Available on NetGalley
Average rating from 52 members
What a lovely middle grade story! I love how it goes in dept about diversity and the feelings of a tween. The main character is absolutely adorable and I loved the emotional growth she went through. This was a very fast quick read and I’d definitely recommend it to any friends with kids in the same age group. Absolutely lovely!

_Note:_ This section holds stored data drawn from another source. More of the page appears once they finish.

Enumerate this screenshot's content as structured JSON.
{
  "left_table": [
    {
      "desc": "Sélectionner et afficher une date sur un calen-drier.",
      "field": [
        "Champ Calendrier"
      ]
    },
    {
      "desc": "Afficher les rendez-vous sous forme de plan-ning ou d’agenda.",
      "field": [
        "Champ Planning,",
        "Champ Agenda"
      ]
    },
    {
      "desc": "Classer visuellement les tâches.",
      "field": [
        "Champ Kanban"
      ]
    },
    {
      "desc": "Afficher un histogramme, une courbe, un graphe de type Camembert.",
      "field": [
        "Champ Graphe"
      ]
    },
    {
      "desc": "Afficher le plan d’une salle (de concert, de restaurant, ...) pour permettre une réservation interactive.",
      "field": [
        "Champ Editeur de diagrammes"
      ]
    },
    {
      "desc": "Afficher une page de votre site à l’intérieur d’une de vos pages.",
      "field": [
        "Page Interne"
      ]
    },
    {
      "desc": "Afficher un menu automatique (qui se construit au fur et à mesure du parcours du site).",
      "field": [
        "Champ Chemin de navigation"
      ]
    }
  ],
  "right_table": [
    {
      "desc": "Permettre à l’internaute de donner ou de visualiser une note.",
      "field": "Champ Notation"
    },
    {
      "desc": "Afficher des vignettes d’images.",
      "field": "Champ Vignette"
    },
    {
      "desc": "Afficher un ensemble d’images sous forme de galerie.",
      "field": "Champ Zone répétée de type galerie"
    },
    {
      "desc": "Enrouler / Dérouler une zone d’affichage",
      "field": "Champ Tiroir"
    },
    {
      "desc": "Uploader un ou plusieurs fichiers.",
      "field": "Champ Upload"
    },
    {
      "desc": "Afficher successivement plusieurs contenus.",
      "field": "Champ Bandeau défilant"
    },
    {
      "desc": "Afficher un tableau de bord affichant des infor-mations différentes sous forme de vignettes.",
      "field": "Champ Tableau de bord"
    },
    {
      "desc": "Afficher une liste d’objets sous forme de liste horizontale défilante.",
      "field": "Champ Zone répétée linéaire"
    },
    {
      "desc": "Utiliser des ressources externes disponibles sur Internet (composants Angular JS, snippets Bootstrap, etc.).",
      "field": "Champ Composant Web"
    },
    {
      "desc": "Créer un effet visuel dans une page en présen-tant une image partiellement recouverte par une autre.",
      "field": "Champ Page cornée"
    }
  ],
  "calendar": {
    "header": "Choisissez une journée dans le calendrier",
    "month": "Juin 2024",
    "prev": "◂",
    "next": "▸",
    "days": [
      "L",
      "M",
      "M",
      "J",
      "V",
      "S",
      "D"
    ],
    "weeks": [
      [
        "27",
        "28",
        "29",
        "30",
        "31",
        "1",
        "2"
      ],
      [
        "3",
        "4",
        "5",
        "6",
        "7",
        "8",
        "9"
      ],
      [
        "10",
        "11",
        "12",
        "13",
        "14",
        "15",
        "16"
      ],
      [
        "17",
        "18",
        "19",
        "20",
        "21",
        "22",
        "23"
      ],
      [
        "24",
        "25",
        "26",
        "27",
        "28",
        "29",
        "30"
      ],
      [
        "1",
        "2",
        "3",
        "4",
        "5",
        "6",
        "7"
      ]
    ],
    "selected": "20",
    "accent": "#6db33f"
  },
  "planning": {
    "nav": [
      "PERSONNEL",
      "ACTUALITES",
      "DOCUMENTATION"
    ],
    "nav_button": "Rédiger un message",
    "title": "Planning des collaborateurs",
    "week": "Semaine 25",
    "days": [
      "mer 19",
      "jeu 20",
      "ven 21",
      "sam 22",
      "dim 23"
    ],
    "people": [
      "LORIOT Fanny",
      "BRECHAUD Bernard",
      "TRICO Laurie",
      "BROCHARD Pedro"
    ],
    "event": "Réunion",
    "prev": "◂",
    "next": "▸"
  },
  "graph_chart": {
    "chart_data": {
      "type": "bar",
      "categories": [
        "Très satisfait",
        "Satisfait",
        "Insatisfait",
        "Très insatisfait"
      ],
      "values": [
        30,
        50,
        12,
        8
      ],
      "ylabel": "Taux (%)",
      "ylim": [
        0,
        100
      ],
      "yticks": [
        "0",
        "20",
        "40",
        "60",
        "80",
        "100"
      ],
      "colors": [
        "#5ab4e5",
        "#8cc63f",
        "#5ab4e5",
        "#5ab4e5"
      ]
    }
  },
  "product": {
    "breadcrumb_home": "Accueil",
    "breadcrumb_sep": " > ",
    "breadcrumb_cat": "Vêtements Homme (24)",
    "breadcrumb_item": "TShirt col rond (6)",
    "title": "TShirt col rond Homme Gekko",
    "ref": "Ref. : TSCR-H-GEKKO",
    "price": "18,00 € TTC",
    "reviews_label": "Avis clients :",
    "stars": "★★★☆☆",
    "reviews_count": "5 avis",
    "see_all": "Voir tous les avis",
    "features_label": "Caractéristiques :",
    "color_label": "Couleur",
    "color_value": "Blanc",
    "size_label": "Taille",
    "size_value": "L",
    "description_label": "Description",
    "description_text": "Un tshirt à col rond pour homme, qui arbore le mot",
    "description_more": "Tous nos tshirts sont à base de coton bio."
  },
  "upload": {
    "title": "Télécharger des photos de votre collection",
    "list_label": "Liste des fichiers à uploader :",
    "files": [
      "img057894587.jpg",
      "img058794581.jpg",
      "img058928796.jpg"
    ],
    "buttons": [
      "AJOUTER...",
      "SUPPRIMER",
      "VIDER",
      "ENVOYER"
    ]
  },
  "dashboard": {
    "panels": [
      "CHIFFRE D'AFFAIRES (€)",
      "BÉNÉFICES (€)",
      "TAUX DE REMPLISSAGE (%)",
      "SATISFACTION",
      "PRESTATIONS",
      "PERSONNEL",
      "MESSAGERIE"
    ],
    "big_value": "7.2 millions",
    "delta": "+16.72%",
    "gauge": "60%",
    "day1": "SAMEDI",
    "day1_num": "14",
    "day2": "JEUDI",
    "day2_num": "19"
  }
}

*Thank you to Netgalley and the publisher for providing access to this book in exchange for an honest review.* If I could give just one book to my 7th grade self, this would be the one. In many ways, my middle school experience was different from Livy’s. I’m not the daughter of immigrants; nobody thought my lunch smelled weird; I didn’t have friends with way fancier houses than me. In so many more ways, I saw myself on every page. I wanted to pursue a creative career that my dad didn’t consider a “real job”. I liked “childish” things but sometimes hid them from my friends because I was embarrassed. I was sad, struggling, and afraid to ask for help. I shared every single one of Livy’s fears that kept her from reaching out, from the fear that everyone really hated me to the fear that my parents would send me away if I told them what was happening inside me. I am glad that Livy lists her fears so that the trusted adults in her life can help her through them, and I know it will help others reading this book to reach out as well. Watching/reading Livy go through some coping activities near the end of the story is also beneficial, both so that readers have some things to try in their own life, and so they can get an idea of what it might be like to see a therapist. Even though Livy knows that her anxiety will always be there, this part was so hopeful, because now she knows that there are things she can do to feel better and that she has a support system around her. I’m thrilled that this book exists and I can’t wait to give it away once it comes out. THIS BOOK IS GOING TO SAVE LIVES.
I wish this graphic novel had existed when I was a child. There are so few resources for kids who suffer from anxiety disorders and this one is unflinchingly honest. It's also a good read for the adults in kids' lives, as it shows how behaviors and words can be damaging, while also showing how adults can help kids get through it. Highly recommended!
As a parent of a child diagnosed at age ten with a severe anxiety disorder, I am always looking for books on the subject of mental health, especially children's books. Living with Viola immediately got my attention. In the book, Olivia (Livy) Tong lives in Canada and is the daughter of Chinese immigrants. Livy has anxiety. Her anxiety is portrayed as a living, breathing alter ego named Viola. Of course, Livy doesn't recognize the voice of Viola as anxiety but rather a feeling that she is not good enough. As the story unfolds, we see the pressure that Livy is under to be a good student and make her parents proud. We also see Viola's power increase as Livy shrinks further and further into herself. ***SPOILER ALERT*** Livy is finally able to ask for help, which her parents are happy to give in the form of a therapist and of course, a reminder of their unconditional love for her. This is a graphic novel and the ARC did not translate well into an e-book form. Even though it was difficult at times, I was able to keep up with the story. I'm glad that I was. This is an important book for children and teens with anxiety or any kind of mental health issues. The graphic novel style will appeal to children who may not reach for a chapter book. Children often feel that they are the only ones who feel like they do. This book gives them permission to recognize and name what they are feeling, to know that they are not alone, and that it is OK to ask for help. The fact that Livy is of Asian descent, is a bonus. This opens up the conversation that therapy is for EVERYONE who needs it and that there is no shame in seeking help when feelings get too big. I would absolutely buy this book for any child that struggles with anxiety, depression, identity or fitting in. It should be in every school library and required reading for all.